The case at hand involved a tug-of-war between a county and a school district over a share of the property tax increment distributed by redevelopment agencies. In the wake of Proposition 13, property tax revenues are limited and their allocation is coveted by local government, special districts and school districts. Under redevelopment law, redevelopment agencies must give a portion of the incremental increase in property tax revenues to local entities, including schools, based on the percentage of property tax revenue received by the entity in that fiscal year. These are known as "pass-through payments" from redevelopment agencies.
In this case, the Los Angeles Unified School District argued that it was entitled to a larger share of the property tax increment than it had been allocated because the defendants, which were 13 redevelopment agencies, the County of Los Angeles and the City of Los Angeles (collectively "county"), failed to take in account certain property taxes received by the school district. The trial court disagreed with the school district, and the Second District Court of Appeal reversed.
The argument in this case centered around the overlap between two statutes: the pass-through legislation under Health & Safety Code § 33607.5, and the Educational Revenue Augmentation Fund (Revenue & Taxation Code §§ 97.2, 97.3), which is known as ERAF. The Legislature enacted ERAF to require the distribution of a portion of property taxes, along with other funds, to schools, to the detriment of county and city coffers.

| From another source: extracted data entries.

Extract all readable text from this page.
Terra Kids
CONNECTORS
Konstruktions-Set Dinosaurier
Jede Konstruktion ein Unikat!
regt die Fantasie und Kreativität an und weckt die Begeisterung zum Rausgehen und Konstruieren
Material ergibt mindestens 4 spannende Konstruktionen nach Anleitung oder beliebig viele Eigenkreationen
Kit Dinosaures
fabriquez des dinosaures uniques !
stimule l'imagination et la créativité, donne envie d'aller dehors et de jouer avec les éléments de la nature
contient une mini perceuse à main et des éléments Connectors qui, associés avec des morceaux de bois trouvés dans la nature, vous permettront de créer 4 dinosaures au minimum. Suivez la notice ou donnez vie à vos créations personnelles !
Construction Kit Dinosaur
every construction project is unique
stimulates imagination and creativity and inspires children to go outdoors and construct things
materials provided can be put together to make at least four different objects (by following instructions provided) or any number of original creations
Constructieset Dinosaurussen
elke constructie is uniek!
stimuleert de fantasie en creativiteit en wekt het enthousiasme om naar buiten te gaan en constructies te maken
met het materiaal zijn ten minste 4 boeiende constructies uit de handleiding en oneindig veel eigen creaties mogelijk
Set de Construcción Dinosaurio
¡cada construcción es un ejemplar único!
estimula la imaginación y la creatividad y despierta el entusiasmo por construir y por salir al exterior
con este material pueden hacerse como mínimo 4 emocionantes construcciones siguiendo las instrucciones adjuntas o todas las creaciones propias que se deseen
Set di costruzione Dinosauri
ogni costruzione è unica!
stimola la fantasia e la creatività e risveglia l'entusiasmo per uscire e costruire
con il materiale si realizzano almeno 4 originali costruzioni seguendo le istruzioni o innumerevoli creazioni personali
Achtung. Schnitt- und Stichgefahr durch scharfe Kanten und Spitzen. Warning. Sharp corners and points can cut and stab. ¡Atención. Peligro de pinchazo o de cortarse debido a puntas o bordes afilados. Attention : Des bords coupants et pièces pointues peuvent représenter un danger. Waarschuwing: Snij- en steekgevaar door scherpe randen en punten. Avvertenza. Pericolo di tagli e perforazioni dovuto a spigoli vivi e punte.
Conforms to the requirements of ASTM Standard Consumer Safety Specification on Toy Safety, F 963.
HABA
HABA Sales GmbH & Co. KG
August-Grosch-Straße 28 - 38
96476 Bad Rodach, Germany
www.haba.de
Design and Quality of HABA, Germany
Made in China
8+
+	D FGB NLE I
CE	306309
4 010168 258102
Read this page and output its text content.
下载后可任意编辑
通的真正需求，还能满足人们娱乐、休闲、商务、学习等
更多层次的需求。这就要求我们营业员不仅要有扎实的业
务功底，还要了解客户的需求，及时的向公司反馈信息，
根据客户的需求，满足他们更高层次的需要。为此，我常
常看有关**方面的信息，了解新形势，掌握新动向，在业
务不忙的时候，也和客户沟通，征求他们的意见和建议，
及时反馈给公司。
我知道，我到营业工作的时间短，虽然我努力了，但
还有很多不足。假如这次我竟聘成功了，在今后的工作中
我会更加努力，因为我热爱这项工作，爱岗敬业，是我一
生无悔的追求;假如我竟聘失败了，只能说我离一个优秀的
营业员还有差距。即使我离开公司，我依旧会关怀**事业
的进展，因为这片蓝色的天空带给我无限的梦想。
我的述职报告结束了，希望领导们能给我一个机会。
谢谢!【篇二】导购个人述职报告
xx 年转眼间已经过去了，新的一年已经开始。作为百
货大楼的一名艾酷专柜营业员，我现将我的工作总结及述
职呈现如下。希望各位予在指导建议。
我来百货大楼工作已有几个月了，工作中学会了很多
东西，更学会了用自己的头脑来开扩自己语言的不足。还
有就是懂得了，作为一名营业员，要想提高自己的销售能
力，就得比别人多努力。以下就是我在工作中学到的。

Health & Safety Code § 33607.5 deals with the allocation of the property tax increment, which is the increase in property tax revenues resulting from the redevelopment of property. In order to ensure that local entities are not financially burdened by the adoption of redevelopment plans, state lawmakers enacted pass-through legislation (Health & Safety Code § 33607.5) whereby redevelopment agencies must, according to the court, "share or pass-through a portion of the property tax increment to local taxing entities, including schools." This portion of the property tax increment is based on the proportion of property taxes allocated to the entity in the same fiscal year that the property tax increment is allocated.
In this case, the county did not take into account the amount of property taxes received by the school district through ERAF when calculating the percentages of property taxes received by each local entity. Because the county's calculation of the percentage of property tax revenue received by the school excluded the additional ERAF amount, the pass-through payment allocated to the school district was too small, the school district argued. The school district sued the county on the grounds that the ERAF funds had to be included in the pass-through calculation.
On appeal, the Second District held that the county acted unlawfully in excluding the ERAF allocations. According to the court, subdivision (d)(5) of §§ 97.2 and 97.3 of the Revenue & Taxation Code clearly and unambiguously includes ERAF distributions as property tax revenue, and therefore, "any property tax revenue deemed allocated to ERAFs under subdivision (d)(5) necessarily qualifies as property tax revenue to the school that received it." The court did point out that any money allocated through the ERAF to the school that was not property tax revenue should be excluded from the pass-through calculation.
Thus, the court concluded that the county's calculations were unlawful and remanded the matter to Los Angeles County Superior Court to determine the right to reimbursement.
Los Angeles Unified School District v. County of Los Angeles, No. B213703, 2010 DJDAR 1422. Filed January 27, 2010.